All corporate media reprints Central State propaganda with only the faintest mewling skepticism. You want an example? The media broadcast or headline blares: "Unemployment down as economy recovers."


If there was any skepticism left, and even the faintest shred of principled devotion to truth, the headline should read "Government spins unemployment numbers again, keeps pushing propaganda." We all know that's the reality, the truth, that the unemployment statistics are doctored, tweaked and massaged to play the same message again and again: "unemployment" is down, never mind it's because we removed 4 million people from the workforce; the economy is recovering because if you stop believing that, you might rise up against the Status Quo.


The corporate media is fatally timid because it's running scared. The focus is on profits that must be made and shipped to restive shareholders and managers, and on keeping a job to pay the mortgage.


The grand irony is the solution to decline is to stand for something other than corporate profits. Have you read what passes for "editorials" in the corporate media? The same old cliches are trotted out, the same bland milktoast "positions" that mean nothing, say nothing, signify nothing but complicity and surrender: the government should keep spending until we get out of recession, or the government should spend responsibly, blah blah blah.


In other words, let's play "journalism" not as if it mattered, but as a game where the "winners" attract more eyeballs and clicks with eye-catching lists and low-cut blouses, and snagging adverts is the only real goal.


Yes, there are adverts on this very blog. But I don't cater to whomever is paying Google to place their adverts; the adverts are displayed based on your preferences as much as on the content of today's entry. I don't change the content based on whether I get adverts or not. Nothing is "free," and somebody is paying the bills somewhere. The adverts help, but they have zero influence over the content. If they went away the content would slog on because it's what's important, and what counts.
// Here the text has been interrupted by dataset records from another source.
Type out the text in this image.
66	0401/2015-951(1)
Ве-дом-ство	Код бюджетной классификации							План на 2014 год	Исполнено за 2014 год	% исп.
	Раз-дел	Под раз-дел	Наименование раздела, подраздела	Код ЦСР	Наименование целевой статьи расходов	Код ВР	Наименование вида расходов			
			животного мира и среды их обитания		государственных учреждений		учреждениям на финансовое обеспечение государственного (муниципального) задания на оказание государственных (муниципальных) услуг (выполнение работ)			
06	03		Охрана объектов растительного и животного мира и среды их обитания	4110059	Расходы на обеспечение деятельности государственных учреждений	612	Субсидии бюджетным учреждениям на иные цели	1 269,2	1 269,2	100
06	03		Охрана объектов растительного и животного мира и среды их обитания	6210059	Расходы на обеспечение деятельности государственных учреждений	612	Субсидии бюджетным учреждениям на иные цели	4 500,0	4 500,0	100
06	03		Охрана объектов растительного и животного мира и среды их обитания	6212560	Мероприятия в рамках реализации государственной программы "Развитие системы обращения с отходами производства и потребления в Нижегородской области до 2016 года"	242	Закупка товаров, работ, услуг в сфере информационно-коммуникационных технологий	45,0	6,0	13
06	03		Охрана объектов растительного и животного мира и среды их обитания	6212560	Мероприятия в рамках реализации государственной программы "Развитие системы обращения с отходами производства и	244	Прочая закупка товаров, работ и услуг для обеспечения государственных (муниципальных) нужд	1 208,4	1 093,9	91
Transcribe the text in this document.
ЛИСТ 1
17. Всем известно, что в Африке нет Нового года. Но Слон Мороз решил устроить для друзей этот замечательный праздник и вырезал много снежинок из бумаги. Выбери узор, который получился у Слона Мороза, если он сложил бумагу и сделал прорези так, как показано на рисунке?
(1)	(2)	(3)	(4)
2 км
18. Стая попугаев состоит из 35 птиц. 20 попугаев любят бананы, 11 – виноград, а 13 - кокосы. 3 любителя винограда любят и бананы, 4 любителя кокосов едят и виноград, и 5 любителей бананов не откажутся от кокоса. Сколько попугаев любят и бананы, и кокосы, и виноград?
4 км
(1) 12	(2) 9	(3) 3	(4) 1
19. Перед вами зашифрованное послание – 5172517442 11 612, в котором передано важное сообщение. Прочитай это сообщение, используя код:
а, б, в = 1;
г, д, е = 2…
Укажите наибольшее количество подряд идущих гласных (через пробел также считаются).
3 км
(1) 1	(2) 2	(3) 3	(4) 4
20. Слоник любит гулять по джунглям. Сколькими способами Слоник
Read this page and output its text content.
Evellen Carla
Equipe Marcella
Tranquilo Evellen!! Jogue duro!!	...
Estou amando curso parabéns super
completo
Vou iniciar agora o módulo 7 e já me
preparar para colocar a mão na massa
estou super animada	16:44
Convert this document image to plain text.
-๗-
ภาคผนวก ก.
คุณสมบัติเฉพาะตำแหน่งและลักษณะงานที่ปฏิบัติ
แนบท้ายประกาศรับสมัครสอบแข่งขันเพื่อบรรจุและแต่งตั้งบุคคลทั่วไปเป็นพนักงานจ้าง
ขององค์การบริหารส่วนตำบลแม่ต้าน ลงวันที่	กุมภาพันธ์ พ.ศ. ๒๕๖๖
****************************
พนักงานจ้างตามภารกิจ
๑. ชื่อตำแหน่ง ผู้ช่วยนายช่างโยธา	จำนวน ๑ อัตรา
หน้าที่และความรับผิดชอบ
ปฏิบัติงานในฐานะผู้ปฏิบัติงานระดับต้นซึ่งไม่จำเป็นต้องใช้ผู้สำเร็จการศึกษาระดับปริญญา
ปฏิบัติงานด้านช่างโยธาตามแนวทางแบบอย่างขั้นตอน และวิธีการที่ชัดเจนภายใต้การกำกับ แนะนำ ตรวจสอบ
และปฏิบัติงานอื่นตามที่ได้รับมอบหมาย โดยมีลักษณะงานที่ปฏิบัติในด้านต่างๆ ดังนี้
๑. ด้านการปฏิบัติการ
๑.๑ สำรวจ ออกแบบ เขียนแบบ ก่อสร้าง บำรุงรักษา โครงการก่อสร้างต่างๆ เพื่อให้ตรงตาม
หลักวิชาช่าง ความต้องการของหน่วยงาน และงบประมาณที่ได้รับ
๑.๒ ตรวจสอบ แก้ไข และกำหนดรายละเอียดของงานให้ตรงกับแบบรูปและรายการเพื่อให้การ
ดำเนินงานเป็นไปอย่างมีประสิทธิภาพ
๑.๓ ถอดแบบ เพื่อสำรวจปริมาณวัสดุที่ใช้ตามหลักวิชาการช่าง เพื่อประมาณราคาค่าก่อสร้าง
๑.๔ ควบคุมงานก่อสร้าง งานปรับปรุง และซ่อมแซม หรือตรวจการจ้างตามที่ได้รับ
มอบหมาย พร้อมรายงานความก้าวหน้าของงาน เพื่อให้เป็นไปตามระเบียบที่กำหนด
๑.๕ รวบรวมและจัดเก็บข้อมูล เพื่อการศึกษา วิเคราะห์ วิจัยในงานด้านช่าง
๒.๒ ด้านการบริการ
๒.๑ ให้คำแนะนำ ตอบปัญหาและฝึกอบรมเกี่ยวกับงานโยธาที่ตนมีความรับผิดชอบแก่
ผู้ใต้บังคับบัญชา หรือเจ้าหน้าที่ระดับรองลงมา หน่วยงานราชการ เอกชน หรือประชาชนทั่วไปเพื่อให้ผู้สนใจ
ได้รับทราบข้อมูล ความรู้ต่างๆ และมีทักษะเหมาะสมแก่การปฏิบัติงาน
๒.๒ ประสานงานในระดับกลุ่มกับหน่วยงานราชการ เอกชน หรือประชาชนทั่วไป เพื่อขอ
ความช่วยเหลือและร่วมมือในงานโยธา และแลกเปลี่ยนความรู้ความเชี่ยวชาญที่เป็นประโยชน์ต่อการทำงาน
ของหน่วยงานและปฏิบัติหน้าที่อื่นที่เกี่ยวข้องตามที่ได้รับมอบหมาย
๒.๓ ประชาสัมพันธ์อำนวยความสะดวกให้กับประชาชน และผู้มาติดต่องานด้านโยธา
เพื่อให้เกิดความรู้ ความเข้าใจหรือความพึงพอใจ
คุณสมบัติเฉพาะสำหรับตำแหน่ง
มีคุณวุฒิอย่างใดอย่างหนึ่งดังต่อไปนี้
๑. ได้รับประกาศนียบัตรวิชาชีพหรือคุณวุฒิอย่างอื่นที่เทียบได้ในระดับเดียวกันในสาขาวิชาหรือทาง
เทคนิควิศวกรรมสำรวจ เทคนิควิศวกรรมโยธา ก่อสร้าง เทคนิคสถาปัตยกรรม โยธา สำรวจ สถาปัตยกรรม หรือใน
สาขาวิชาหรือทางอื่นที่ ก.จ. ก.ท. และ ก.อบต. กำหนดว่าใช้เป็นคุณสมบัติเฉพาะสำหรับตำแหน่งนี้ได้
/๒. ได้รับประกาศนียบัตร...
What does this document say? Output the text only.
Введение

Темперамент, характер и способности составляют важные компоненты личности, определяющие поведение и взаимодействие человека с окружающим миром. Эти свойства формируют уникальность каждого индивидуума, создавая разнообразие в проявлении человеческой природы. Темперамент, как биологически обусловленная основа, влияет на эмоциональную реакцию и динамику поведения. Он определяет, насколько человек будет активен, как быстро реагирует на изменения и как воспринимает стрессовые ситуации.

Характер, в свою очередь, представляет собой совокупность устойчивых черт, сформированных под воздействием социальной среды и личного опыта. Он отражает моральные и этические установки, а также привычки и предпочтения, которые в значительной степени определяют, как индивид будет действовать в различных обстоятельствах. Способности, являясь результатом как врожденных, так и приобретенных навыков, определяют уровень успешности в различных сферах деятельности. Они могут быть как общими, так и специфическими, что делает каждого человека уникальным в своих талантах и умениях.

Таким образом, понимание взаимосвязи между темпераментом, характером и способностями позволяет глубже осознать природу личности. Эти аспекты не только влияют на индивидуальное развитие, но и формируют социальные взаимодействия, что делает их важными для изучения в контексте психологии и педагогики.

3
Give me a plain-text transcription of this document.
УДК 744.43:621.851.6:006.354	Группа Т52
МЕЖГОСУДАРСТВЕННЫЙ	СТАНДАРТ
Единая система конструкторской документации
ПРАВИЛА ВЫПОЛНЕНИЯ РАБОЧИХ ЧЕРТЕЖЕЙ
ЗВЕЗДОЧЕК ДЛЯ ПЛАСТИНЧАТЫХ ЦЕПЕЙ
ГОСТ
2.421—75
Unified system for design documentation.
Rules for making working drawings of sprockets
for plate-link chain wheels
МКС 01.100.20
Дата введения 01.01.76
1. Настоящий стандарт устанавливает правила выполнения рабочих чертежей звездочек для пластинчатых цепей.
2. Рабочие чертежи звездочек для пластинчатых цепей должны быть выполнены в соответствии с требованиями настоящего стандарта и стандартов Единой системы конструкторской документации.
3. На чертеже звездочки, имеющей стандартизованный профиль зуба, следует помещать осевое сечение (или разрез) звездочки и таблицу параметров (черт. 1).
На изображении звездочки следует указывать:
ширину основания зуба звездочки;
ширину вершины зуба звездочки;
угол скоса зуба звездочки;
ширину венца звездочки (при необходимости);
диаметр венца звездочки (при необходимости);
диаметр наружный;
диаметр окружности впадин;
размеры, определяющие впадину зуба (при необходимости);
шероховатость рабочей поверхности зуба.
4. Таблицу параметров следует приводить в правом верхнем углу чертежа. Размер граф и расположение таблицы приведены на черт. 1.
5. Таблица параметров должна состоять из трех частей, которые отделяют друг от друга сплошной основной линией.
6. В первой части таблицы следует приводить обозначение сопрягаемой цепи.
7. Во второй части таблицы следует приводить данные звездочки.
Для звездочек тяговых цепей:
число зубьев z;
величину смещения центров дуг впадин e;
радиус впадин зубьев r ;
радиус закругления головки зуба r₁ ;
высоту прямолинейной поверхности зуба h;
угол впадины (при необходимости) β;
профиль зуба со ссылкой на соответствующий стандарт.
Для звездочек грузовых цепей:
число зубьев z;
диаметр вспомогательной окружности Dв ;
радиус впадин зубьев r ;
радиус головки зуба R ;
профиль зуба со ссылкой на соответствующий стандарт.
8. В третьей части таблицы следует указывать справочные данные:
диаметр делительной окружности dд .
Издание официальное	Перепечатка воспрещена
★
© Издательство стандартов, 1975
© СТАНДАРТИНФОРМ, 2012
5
I pay for subscriptions to various independent magazines, and donate to support independent blogs and online publications, because my money is a "vote" for skeptical, investigative media. If I don't "vote" for that kind of media, it will fade, because there is no such thing as "free." The home office has to be paid for, the servers must be paid for, the time must be compensated in a way that the "content producer" can buy groceries and trips to the dentist, etc.


But the way to build loyalty is to stand for something, not just repeat government propaganda and tired cliches that were drained of all meaning a generation ago.